While making its unique observations, PUNCH will augment a fleet of international spacecraft observing the Sun and solar system, including NASA's Parker Solar Probe and STEREO missions, the European Space Agency's (ESA) Solar Orbiter and Jupiter Icy Moon Explorer (JUICE) missions, and the ESA/Japanese Space Agency's (JAXA) BepiColombo mission, all of which afford unique joint science opportunities. The longitudinal trajectories of these missions are shown along with the orbits of Mercury, Venus, and Mars relative to an Earth-stationary frame of reference. On this scale, PUNCH is always located at Earth. Trajectories were generated by the Austrian Space Weather Office / GeoSphere Austria (Möstl/Davies/Weiler) – further details and additional movies available.

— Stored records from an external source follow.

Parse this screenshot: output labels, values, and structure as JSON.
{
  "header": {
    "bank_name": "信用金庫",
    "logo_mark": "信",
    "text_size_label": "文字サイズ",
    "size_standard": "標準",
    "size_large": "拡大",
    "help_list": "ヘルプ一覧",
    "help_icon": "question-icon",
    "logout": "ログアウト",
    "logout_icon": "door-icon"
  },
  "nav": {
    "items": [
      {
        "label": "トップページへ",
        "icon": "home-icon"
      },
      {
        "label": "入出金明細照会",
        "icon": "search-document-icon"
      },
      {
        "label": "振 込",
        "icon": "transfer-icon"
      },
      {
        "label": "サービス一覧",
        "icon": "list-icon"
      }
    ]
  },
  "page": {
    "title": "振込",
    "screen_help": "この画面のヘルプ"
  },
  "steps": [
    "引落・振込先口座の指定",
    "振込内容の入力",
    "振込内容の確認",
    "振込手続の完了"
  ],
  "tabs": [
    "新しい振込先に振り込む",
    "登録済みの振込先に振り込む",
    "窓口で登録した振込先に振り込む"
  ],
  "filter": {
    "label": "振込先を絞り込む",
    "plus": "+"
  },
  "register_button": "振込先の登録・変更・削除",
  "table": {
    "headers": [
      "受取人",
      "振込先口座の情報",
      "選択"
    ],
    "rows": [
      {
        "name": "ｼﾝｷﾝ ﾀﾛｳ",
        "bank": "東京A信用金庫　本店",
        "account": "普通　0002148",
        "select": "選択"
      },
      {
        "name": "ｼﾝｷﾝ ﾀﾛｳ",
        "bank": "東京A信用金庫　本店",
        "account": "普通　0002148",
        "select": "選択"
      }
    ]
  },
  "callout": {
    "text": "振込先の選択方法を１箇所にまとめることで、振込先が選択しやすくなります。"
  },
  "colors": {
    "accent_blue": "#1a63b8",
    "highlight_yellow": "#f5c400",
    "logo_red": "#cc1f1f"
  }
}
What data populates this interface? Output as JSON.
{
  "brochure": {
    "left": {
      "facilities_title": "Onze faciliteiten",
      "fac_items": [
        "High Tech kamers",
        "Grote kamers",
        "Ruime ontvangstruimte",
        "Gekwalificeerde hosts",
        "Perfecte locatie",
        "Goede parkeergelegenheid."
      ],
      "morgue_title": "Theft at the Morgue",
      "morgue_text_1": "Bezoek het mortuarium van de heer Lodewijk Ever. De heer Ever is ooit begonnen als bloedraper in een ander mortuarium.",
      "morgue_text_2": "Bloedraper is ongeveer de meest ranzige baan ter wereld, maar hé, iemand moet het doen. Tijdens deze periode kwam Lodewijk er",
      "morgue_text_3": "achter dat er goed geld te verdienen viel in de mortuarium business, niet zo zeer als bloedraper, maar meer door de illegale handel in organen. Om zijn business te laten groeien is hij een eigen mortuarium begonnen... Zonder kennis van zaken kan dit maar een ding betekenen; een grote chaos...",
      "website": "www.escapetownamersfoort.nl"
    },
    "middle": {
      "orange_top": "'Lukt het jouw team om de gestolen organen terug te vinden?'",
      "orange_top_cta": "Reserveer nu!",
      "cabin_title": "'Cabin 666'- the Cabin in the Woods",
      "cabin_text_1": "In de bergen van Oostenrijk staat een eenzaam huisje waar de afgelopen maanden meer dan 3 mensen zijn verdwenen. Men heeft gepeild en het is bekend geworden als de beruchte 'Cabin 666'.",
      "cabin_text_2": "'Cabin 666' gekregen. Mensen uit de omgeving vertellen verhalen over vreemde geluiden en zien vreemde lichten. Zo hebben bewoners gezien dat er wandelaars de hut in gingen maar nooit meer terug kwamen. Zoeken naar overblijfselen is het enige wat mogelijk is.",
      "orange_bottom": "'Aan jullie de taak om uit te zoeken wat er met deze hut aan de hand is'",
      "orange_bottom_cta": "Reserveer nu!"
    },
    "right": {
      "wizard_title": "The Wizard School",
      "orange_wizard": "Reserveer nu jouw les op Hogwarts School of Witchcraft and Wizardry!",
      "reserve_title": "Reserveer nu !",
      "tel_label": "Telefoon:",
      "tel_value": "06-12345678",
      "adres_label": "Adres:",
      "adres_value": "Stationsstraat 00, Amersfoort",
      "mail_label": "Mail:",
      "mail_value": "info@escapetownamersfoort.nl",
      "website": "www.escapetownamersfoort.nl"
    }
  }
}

2025-03-24 PUNCH Science Nugget

The Science Operations Center (SOC) for PUNCH received the first data packets from the four spacecraft. The data downlinks included both engineering and test image packets. The SOC successfully decompressed the packets and reconstructed the expected striped test pattern image. Using a test pattern allows the SOC to verify that data is properly transmitted and formed into images. The spacecraft sends engineering packets down alongside the images that indicate spacecraft parameters such as orientation and position. The SOC’s automated processing routines ingested this data and confirmed the spacecraft are pointing toward the Sun as expected. A good estimate of the spacecraft pointing is critical for the SOC’s data processing; it would not be possible to construct the seamless mosaics required to answer PUNCH’s science questions without it. The next step is to collect and process calibration images without light on the sensor, commonly called dark images. More information about the SOC processing can be found on GitHub.


2025-03-16 PUNCH Science Nugget

The heliophysics community came out to celebrate the impending launch by presenting and discussing the latest developments in PUNCH science, including the origin and evolution of the ambient solar wind and turbulence within it, and the physics, tracking and predictability of transient events such as coronal mass ejections, corotating interaction regions, and shocks. Beyond these primary PUNCH science topics, the workshop provided a forum for exploring PUNCH connections to the magnetosphere and aurora, zodiacal dust, and sun-grazing comets and other solar system objects. PUNCH's readiness to engage scientists around the world was demonstrated through presentations and a hands-on tutorial on data access, and its synergies with a range of community missions and models explored through panel discussions. The meeting took place February 25th and 26th, 2025 at Cal Poly in San Luis Obispo, CA, and benefited from the support and involvement of Cal Poly students and faculty. It was further enriched by PUNCH outreach events before and during the meeting.


2025-03-14 PUNCH Science Nugget

The four PUNCH spacecraft are separating nominally and performing well sixty hours post-launch, as they prepare for their groundbreaking science. All four have demonstrated high speed S-band communications, entered fine pointing mode, and are in good health and ready to transition to “normal operations”. Commissioning will continue, but will be staffed single shift only (rather than 24-hours) and use nominal pass priority with the ground data network provider. Ground tracks from the spacecraft themselves (using on board GPS) agree with NORAD tracks and are consistent with both the mission design and deployment videos from launch day. The PUNCH Observatories carry orbital-trim thrusters; a midcourse correction is planned for later in March, to ensure identical orbital planes and even spacing as the PUNCH WFI Observatories drift to 120° relative spacing in mean anomaly.